La formazione si presenta come una piccola orchestra, la cui strumentazione comprende (oltre ovviamente a batteria e percussioni) strumenti tipici dell'Asia come sitar e dutar (liuto a 2 corde tipico di tutta l'Asia centrale), accanto a strumenti elettrici come chitarre elettriche, basso fretless, piano elettrico e sintetizzatori, strumenti acustici "occidentali" come tromba, trombone, sax, violino, più vari cantanti. Inutile dire che l'amalgama di suoni che scaturisce da questa fenomenale orchestrina-carovana è quanto mai eterogenea e sorprendente: musica tradizionale proveniente non solo dai deserti e dalle steppe del Turkmenistan, ma anche mugam azeri, musica caucasica, cantati "da muezzin", in arrangiamenti tipici del jazz-rock progressivo: qua e là affiorano ricordi di Mahavishnu Orchestra, Osibisa e perfino dei nostrani Area, ma il risultato è assolutamente unico e ha una sua personalità ben distinta. Il tutto suonato con la massima professionalità possibile e molta, moltissima passione, senza alcun tipo di virtuosismo fine a se stesso, e tenuto assieme dalle percussioni del maestro Shafi, poliedriche, magmatiche, ipercinetiche, sempre coinvolgenti e interessanti, e soprattutto mai banali o invadenti. Il disco ha inoltre il pregio di non cadere nella trappola tipica del genere: essere un freddo esercizio di stile. La tensione non cala per un secondo durante l'ora di durata del disco, e i pezzi sono di volta in volta tesi, vibranti, rilassati, solari, malinconici, misteriosi, maestosi...
Due ultime precisazioni per chi avesse paura di ciò che sta per trovarsi davanti: molto probabilmente, anche chi possiede un orecchio poco allenato per le lingue straniere che non siano l'inglese converrà il turkmeno (descritto spesso come una forma arcaica di turco) risulta essere una lingua estremamente gradevole e musicale, ovviamente dal suono estremamente esotico.
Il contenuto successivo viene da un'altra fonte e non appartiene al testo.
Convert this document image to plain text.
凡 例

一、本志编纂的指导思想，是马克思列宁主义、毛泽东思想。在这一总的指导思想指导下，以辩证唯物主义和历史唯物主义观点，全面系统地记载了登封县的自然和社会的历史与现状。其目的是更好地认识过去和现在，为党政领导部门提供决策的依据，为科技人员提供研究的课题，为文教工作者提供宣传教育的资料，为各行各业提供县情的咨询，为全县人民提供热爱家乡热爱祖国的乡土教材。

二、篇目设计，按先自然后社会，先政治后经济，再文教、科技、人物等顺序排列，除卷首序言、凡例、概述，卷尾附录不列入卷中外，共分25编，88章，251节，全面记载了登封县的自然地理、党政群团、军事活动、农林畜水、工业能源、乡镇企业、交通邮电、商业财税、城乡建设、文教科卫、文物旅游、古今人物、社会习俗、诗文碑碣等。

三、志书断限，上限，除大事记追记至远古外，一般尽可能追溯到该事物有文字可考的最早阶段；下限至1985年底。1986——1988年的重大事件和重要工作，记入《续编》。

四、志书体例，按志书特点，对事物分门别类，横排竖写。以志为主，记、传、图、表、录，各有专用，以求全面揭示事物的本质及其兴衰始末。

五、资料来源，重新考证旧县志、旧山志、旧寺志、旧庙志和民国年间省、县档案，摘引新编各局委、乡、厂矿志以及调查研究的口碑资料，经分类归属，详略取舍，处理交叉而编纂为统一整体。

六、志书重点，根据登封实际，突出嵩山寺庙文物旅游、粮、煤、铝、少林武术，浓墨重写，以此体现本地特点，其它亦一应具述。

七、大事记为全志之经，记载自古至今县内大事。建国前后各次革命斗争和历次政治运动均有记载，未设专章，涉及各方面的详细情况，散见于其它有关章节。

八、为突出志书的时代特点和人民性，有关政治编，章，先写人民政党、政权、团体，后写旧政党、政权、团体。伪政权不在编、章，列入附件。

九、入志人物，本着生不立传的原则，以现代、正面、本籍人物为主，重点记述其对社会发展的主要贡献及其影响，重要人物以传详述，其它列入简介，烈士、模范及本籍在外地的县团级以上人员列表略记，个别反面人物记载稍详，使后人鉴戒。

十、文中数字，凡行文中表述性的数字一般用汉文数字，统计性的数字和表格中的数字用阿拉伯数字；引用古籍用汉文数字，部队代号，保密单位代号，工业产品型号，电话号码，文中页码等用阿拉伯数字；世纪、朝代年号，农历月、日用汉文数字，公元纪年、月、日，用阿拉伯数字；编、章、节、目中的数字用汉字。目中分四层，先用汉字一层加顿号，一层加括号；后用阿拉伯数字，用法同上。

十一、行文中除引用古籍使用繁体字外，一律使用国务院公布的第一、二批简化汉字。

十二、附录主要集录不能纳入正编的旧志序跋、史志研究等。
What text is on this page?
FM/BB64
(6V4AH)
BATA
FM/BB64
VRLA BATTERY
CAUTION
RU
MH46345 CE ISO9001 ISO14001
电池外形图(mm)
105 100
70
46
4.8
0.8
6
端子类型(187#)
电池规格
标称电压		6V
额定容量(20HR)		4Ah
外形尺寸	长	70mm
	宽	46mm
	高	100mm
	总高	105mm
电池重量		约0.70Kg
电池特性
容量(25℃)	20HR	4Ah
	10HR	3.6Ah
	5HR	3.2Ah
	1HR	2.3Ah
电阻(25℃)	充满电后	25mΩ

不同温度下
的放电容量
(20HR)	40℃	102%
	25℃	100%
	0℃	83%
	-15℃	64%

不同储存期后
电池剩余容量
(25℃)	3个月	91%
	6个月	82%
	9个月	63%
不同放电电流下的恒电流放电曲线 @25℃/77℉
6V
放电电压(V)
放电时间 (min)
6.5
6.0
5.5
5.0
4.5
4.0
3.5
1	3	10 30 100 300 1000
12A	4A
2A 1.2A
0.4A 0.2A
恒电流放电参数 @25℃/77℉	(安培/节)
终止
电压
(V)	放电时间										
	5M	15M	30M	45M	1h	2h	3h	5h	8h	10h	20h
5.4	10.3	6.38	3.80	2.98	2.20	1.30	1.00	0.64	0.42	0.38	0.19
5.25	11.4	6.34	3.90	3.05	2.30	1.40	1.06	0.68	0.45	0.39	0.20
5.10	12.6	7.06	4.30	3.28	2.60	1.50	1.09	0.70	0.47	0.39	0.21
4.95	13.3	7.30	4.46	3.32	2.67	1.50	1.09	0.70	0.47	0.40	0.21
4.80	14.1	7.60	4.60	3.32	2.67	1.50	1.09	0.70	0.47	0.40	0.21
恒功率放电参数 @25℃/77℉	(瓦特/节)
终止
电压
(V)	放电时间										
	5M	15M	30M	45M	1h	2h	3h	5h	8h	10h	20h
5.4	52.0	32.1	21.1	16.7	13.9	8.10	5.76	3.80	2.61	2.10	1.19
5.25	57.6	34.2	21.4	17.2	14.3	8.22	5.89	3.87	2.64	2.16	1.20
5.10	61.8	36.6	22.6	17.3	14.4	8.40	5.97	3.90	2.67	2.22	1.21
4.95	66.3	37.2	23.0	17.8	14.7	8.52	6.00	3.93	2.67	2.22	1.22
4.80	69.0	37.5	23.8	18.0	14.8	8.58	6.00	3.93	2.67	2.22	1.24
Anche se, come il sottoscritto, di turkmeno non capite una parola. Per quanto riguarda la registrazione, non è sicuramente il meglio disponibile all'epoca, ma considerando il paese di provenienza dei musicisti, è sorprendentemente buona.
Un disco a cui non ho assolutamente paura di dare punteggio pieno e che consiglio vivamente a tutti gli appassionati di jazz e fusion con un forte sapore etnico.